Advice, success stories abound at Women in Leadership panel program

BUIES CREEK, North Carolina – Each a respected leader in their field and each with a Campbell connection, five women shared insights to their success and offered career social advice to more than 100 students at Monday night’s Women in Leadership panel hosted by the University’s Student Government Association.

The panel — N.C. Court of Appeals Judge Ann Marie Calabria (’83 Law), School of Engineering Dean Jenna Carpenter, School of Nursing Director Nancy Duffy, N.C. Secretary of State Elaine Marshall (’82 Law) and N.C. Independent Colleges & Universities President Hope Williams — took questions from SGA Vice President and 2016 Miss Campbell Sue Ann Forrest, talking of the obstacles they faced in their career climb and the qualities they possess that make them solid leaders. Their audience consisted of mostly young women — with a few men scattered about — and many of their answers served as guidance for those who’ll one day go on to positions of authority.

“Value your goals as a leader, but value the tasks those you lead have to do to achieve those goals,” said Duffy, who took over Campbell’s new nursing program in 2013. “You have to be an advocate and speak up for both yourself and your staff.”

Duffy shared the story of her first month at Campbell when she was tasked with completing a 276-page application for Campbell’s Bachelor of Science in Nursing program in 23 days. That application included course descriptions and syllabi for 16 courses, a curriculum and letters from clinical agencies Duffy had never met when she took over. Her leadership skills were put to the test, she said.

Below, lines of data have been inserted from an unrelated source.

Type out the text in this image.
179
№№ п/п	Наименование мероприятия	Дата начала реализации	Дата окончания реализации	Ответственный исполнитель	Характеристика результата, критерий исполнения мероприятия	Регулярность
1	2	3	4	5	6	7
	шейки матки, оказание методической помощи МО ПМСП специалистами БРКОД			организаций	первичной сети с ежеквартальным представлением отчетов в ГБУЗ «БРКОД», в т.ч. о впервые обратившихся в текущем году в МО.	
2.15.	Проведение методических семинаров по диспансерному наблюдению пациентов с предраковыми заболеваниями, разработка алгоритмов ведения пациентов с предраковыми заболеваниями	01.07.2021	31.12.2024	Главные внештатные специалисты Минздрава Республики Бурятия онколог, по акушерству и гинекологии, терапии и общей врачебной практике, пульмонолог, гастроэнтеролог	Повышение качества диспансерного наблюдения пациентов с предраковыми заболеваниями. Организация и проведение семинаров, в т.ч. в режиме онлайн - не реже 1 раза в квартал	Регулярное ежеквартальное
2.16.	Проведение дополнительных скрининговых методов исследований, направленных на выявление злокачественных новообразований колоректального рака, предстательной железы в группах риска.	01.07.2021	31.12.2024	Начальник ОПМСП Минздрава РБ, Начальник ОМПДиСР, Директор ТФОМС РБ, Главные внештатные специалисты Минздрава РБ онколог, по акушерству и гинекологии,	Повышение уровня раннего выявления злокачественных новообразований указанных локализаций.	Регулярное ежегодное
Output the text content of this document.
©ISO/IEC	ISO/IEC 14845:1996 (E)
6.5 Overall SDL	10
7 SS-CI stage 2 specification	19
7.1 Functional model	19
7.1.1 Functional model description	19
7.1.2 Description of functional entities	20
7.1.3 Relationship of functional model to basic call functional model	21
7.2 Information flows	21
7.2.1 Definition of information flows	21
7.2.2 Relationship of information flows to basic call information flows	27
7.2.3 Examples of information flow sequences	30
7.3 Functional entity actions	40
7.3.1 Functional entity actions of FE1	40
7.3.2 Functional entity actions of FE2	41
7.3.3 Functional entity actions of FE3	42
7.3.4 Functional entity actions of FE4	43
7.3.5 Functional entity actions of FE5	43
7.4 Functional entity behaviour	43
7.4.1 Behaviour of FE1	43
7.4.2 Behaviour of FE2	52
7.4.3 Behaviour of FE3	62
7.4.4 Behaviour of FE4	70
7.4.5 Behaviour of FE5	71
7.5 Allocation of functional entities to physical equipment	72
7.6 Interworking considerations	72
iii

“It was really the people around me who gave me a groundswell of support,” she said. “There were many late nights, early mornings and breakfasts, lunches and dinners eaten [in my office].”

Carpenter, a national speaker on the need for more women in STEM careers and the biases that keep many women out of those fields, spoke of the challenge for young women to overcome implicit bias — attitudes or stereotypes that affect one’s understanding, actions or decisions in an unconscious manner. They’re often shaped by societal views, and while women have come a long way in leadership, they’re still underrepresented at the highest levels of the career ladder. According to the Center for American Progress, women make up 52 percent of all professional-level jobs in the U.S., yet make up just 15 percent of all executive officers, 8 percent of top earners and under 5 percent of Fortune 500 CEOs.

“The biases women face in our culture are at odds of what we expect from our leaders,” Carpenter said. “We fight this by educating ourselves and by not taking it personally. By doing a better job of managing around it.”

Each speaker shared personal stories that led directly or indirectly to their success. Marshall said she entered the office of Secretary of State at a time of controversy and low morale in the department. In addition to learning the position, she had to convince those left over from the prior administration that things would be different, that their jobs mattered in contributing to the state’s economy.

Her big advice? No matter the position, keep a level head and remember where you came from.

“Don’t let your head get filled with delusions of grandeur,” she said. “Keep your feet on the ground. And always connect with people … it’s a great way to get them motivated.”